The blue side represents the communication side with the MariaDB database. And the green side represents the parsing and the magic operation. And during the startup phase, the kernel creates a client config object that parses
the JSON configuration file. Then it passes this object to a newly created MariaDB object. The MariaDB client object then tries to connect to the server given the credentials from the config. And if it can't connect, it lets the kernel know. And then the kernel spins up
the MariaDB server class that you can see here. And this is the startup phase. When the user executes a selling notebook, the kernel receives the message containing the code of the cell. When this message is received,
the kernel creates a code parser object and passes this code to it. The code parser object then does three things. One, it parses the code and finds the SQL code and the magic commands in there. The second, for each magic command that it found,
it uses the MagicFactory class to create the exact magic object that is responsible for the logic of that magic command. And third, it returns back to the kernel the SQL code that it found in the cell and the list with all the newly constructed magic objects. When the kernel receives this information, it walks over each
magic object and calls its dot execute method. And after that, all the magics are dealt with.

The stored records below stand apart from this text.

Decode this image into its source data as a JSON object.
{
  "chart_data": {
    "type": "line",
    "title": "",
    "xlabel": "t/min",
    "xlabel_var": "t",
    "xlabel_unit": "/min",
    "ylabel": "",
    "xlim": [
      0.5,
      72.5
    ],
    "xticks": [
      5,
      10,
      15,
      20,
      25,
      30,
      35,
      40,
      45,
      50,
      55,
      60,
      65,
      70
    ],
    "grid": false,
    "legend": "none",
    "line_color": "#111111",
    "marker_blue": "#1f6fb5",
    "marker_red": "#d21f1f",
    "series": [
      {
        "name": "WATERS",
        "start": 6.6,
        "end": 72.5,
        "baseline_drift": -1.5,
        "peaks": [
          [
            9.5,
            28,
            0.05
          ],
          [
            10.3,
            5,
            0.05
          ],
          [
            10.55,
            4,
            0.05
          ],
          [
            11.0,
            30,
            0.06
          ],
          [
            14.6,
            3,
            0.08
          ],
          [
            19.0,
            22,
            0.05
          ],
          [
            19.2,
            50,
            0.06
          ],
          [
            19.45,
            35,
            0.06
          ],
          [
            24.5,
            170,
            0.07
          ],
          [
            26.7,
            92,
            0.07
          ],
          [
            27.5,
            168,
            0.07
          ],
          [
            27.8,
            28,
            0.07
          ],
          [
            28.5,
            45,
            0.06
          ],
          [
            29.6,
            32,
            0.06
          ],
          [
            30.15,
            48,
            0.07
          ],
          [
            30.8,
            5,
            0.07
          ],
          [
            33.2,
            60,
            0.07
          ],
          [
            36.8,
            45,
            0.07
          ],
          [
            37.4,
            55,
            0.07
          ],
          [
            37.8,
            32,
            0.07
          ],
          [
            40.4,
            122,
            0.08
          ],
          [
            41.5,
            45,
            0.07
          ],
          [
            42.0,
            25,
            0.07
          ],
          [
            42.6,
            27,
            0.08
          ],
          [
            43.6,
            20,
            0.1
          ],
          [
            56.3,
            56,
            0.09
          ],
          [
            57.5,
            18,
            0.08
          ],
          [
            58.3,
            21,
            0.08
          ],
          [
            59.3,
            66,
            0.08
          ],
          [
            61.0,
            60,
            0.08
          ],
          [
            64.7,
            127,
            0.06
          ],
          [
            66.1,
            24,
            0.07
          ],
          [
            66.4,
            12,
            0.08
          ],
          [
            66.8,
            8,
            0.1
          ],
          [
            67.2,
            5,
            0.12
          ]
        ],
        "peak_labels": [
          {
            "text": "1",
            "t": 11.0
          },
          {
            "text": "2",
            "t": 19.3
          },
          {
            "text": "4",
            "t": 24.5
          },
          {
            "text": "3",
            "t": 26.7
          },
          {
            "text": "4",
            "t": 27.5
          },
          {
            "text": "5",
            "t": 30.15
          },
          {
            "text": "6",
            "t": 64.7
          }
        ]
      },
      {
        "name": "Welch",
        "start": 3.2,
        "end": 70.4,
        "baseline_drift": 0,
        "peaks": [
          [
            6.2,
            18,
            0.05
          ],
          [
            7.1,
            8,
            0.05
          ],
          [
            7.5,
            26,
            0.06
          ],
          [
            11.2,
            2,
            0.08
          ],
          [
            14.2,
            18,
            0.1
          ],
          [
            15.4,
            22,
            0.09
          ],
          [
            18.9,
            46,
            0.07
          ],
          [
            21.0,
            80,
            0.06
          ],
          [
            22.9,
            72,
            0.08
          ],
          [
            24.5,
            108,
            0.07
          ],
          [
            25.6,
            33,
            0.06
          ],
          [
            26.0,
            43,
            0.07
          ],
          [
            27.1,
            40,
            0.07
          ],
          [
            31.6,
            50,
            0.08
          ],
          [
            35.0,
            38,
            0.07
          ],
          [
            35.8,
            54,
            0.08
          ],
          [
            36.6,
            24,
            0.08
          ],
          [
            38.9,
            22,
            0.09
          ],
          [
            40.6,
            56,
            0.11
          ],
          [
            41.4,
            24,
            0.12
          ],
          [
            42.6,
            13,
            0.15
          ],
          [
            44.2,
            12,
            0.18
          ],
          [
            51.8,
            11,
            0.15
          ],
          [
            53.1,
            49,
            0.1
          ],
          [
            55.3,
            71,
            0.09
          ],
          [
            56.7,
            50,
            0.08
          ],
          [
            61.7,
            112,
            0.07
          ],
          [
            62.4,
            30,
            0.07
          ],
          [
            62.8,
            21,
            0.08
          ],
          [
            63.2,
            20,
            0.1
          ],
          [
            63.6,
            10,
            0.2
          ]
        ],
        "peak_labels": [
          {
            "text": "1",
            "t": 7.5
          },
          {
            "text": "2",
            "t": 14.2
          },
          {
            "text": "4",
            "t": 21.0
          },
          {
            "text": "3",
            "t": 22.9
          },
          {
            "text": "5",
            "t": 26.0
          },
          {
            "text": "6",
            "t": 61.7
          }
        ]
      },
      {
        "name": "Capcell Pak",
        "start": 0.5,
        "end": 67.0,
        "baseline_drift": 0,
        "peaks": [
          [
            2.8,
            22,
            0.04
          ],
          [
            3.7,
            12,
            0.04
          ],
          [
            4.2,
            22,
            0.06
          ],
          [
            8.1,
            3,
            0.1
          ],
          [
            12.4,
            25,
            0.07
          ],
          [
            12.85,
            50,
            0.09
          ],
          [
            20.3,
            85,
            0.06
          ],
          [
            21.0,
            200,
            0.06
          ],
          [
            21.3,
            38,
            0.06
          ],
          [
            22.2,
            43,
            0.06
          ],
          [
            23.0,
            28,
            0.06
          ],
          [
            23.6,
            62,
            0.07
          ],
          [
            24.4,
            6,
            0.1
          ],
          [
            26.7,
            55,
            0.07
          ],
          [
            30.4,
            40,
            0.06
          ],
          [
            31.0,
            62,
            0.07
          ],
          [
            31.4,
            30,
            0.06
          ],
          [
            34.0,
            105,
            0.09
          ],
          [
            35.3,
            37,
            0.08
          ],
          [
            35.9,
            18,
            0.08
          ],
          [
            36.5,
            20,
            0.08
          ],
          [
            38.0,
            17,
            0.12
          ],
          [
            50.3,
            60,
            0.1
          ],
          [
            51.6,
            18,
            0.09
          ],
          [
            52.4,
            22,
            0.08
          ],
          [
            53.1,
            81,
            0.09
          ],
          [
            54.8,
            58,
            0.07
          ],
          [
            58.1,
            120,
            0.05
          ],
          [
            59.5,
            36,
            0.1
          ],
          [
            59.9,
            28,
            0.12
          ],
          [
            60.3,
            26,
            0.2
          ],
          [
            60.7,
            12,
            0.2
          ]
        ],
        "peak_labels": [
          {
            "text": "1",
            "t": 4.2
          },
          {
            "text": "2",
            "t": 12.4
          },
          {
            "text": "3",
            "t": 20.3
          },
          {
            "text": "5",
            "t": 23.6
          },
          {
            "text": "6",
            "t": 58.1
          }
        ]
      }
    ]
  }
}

The kernel then gets the SQL code from the parser. It sends it via the MariaDB client class to the MariaDB server and waits for a result back.
When the SQL result is ready, the kernel sends it back to Jupyter. As it is shown in the diagram, we designed this kernel so that the magic logic is as independent as possible so that people can easily come and contribute their own magic to the project without
a tremendous amount of effort or knowledge of the entire kernel. And as you've seen in the demonstration, the project is packaged for API and it takes very little time to set it up. You can find more installation tips in the kernel documentational knowledge base.
So that's all I have to say. I hope you enjoyed this small intro into the MariaDB Jupyter kernel. And thanks a lot for taking the time to watch.